Atualmente, esse limite representa R$ 379,50 por pessoa da família, considerando o salário mínimo de R$ 1.518 em 2025.
Valor e natureza do benefício
O valor do BPC é de um salário mínimo por mês. O benefício não exige contribuição prévia ao INSS, mas também não dá direito ao 13º salário ou pensão por morte. Ele é voltado exclusivamente para garantir a sobrevivência de pessoas em situação de vulnerabilidade social e econômica.

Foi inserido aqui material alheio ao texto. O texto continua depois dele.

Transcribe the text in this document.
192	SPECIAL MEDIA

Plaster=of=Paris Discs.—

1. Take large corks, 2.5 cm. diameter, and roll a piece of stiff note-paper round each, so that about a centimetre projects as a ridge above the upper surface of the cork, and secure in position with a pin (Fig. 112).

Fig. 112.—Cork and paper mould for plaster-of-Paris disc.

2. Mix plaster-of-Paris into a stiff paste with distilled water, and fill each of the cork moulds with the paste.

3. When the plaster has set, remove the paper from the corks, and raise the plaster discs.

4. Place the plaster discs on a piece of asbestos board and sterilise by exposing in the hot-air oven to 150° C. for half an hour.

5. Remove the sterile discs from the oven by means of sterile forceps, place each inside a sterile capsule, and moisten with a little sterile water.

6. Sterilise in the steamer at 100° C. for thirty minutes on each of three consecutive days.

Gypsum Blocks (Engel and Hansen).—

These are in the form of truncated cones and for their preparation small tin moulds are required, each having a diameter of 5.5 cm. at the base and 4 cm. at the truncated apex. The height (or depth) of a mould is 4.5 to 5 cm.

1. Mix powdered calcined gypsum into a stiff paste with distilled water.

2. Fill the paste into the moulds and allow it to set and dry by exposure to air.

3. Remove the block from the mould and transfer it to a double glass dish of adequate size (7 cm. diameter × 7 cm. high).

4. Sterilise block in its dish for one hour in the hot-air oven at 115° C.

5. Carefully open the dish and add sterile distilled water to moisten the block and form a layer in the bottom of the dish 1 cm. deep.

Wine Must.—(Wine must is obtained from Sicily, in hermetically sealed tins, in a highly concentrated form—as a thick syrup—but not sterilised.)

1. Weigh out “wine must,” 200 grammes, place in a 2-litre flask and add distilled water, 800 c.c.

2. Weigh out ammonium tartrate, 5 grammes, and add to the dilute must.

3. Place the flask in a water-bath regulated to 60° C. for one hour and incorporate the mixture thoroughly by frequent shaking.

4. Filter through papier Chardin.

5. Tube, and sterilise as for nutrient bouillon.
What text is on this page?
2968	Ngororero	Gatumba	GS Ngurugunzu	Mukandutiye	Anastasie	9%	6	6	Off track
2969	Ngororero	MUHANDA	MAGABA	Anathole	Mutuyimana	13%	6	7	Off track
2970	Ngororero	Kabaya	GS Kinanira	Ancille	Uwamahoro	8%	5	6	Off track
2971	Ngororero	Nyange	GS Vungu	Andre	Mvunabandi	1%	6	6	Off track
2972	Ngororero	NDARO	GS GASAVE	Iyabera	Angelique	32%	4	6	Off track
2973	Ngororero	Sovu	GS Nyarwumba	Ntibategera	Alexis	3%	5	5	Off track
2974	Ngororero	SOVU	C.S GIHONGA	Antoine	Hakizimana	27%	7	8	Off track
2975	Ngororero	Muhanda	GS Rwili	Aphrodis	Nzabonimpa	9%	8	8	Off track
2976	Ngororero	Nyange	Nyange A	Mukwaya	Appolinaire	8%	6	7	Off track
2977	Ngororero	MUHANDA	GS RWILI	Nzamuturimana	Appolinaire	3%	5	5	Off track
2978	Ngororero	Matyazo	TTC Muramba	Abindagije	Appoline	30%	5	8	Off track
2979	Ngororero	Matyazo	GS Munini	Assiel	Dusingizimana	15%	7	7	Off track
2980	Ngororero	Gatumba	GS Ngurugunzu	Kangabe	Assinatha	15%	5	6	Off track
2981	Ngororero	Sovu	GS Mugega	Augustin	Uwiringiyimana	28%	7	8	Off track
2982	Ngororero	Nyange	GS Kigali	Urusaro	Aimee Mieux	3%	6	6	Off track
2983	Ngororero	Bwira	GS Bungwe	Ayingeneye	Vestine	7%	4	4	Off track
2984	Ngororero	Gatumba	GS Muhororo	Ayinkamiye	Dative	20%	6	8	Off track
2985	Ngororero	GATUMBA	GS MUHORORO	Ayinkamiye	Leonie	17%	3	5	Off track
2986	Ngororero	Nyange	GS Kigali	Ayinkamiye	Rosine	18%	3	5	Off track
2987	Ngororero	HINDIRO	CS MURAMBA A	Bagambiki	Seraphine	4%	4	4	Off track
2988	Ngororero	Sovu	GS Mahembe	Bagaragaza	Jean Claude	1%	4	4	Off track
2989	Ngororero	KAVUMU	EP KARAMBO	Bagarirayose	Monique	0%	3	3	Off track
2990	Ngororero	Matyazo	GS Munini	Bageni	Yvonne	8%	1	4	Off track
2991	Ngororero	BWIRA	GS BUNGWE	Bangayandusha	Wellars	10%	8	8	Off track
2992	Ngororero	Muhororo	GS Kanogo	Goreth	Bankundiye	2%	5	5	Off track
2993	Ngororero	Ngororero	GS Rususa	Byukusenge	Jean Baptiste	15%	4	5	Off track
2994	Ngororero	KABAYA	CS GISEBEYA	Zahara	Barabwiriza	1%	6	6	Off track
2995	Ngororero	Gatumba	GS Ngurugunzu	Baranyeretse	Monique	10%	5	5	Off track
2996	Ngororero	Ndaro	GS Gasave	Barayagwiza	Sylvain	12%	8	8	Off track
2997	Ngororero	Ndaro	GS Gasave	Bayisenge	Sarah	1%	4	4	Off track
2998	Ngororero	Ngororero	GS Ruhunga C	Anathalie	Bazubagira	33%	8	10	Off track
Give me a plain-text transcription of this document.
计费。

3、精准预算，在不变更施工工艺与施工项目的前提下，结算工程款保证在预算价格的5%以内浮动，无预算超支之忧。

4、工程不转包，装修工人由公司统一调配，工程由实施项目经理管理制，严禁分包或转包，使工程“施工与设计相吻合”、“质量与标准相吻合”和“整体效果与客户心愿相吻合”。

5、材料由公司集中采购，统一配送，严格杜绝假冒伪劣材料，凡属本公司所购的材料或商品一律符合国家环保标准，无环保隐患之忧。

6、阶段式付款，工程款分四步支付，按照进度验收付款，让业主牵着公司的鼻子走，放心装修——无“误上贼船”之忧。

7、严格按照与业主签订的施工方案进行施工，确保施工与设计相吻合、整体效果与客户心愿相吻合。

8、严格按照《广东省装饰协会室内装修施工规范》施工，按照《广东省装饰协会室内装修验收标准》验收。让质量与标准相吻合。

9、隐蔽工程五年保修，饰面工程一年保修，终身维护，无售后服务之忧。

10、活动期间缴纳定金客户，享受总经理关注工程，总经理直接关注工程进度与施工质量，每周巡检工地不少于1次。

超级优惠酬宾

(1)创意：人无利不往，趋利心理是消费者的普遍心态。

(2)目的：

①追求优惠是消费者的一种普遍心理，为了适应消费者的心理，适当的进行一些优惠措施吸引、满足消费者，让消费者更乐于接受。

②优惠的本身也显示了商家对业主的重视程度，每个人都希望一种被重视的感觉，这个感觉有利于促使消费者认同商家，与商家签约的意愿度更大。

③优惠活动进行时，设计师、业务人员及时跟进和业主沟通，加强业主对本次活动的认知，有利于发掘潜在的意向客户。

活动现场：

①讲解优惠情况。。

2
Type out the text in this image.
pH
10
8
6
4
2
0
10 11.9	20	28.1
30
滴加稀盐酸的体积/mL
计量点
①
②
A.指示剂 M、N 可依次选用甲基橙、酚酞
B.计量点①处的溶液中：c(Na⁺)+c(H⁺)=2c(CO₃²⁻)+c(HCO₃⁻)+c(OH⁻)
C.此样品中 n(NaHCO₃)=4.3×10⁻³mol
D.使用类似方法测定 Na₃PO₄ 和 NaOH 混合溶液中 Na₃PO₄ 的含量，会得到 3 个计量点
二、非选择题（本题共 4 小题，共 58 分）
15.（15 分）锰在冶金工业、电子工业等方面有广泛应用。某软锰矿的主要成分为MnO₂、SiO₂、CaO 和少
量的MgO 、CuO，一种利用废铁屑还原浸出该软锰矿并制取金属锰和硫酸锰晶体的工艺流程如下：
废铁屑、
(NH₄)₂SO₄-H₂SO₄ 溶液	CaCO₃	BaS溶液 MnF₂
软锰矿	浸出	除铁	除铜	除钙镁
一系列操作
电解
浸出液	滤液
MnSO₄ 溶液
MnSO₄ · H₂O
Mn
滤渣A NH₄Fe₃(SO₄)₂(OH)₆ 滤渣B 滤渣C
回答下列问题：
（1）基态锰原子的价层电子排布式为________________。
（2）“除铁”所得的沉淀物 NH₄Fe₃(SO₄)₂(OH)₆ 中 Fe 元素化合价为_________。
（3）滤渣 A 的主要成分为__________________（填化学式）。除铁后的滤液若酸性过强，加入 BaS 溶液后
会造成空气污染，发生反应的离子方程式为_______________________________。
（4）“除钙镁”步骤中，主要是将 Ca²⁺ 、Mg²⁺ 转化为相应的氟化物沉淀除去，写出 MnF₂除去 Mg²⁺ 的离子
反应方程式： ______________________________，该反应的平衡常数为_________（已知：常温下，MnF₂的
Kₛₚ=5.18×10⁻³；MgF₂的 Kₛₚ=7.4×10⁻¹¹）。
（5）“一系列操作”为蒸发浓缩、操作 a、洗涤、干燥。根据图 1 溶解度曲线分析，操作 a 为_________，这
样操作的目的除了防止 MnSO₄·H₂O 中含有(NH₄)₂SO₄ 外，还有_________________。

A decisão da TNU sobre a cegueira monocular
Por que a nova exigência?
A decisão da TNU reforça que, embora a Lei 14.126/2021 reconheça a cegueira monocular como deficiência, isso não implica em concessão automática do BPC. Para os magistrados, é fundamental verificar o impacto funcional da deficiência na vida da pessoa. Isso se alinha ao conceito internacional de deficiência adotado pelo Brasil, que considera não apenas a limitação física, mas também as barreiras sociais enfrentadas.
O que muda na prática
A partir de agora, os requerentes com cegueira monocular deverão passar por:
- Perícia médica: que constata a condição de saúde;
- Perícia social: que avalia as condições de vida, acessibilidade e inclusão social;
- Avaliação multiprofissional conjunta: que determina se a limitação efetivamente compromete a participação plena e efetiva da pessoa na sociedade.
Segundo a TNU, não se pode concluir automaticamente que todos com cegueira monocular possuem impedimentos severos suficientes para o recebimento do BPC.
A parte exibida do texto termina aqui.